“Everyone metabolizes alcohol at different rates.”
This is the common rejoinder whenever scientists start debating how much alcohol must be consumed for someone to reach a blood alcohol level that negatively affects a driver’s brain. It is worth revisiting this statement, given the recent call by the National Transportation Safety Board to lower the legal blood limit from 0.08 percent to 0.05 percent.
Some people may need fewer drinks to get to 0.05 than others, but that’s still a level at which behavior is impaired.
Here is an example. When writing “One for the Road,” my history of drunken driving, I did an experiment in which I drank alcohol within an allotted amount of time on an empty stomach, monitored my blood alcohol level with a home Breathalyzer and asked my wife to observe my conduct. I’m an average-sized man.
In my case, it took three shots of liquor (equal to three glasses of wine or three beers) in one hour to reach 0.05 percent. I felt giddy and mildly buzzed. My wife corroborated this, calling me “even more annoying than usual.” Studies for decades have shown that drivers with blood alcohol levels of 0.05 percent have slower reflexes and poor concentration.

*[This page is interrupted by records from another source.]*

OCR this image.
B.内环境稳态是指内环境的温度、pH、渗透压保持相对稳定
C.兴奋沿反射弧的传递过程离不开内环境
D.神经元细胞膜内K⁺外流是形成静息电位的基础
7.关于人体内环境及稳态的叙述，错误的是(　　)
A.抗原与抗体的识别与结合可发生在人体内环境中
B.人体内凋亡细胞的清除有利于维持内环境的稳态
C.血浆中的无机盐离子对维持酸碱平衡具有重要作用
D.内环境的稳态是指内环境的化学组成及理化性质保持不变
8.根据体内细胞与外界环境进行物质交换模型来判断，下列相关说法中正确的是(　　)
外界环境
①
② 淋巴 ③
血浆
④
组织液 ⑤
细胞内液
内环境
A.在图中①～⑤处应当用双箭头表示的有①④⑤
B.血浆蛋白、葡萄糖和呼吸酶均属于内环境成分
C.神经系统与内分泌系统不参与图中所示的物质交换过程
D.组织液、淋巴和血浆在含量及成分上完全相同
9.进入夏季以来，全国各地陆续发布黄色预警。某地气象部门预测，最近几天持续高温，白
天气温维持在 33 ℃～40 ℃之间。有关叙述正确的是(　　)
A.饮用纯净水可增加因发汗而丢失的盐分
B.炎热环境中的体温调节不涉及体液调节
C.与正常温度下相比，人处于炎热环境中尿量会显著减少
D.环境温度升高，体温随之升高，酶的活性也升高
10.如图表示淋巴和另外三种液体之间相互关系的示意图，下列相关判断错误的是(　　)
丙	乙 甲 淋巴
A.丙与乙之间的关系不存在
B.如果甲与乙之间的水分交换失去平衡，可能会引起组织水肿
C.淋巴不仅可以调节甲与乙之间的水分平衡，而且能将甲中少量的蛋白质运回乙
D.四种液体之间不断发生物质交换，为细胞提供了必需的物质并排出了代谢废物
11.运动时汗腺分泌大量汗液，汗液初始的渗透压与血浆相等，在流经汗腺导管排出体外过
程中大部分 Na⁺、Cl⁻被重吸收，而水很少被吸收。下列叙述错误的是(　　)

The point is that I had to work hard just to get to 0.05 percent, which is legal. I was not “socially drinking,” which usually means having a couple of glasses of alcohol during a several-hour meal. What I was doing was closer to binge drinking.
This is where the critics will jump in, saying I am not representative and that a tiny woman who metabolizes alcohol slowly might get to 0.05 percent by having two drinks during a long meal. Thus, a 0.05 percent law would deprive her of her right to have an evening of social drinking.
To that, I say “tough luck.” Have one fewer drink, rest for an hour or call a cab. The right we should be preserving is to be able to drive without having buzzed drivers running a red light and crashing into us, even if most of them will not do so. The right to socially drink and then drive is much less compelling.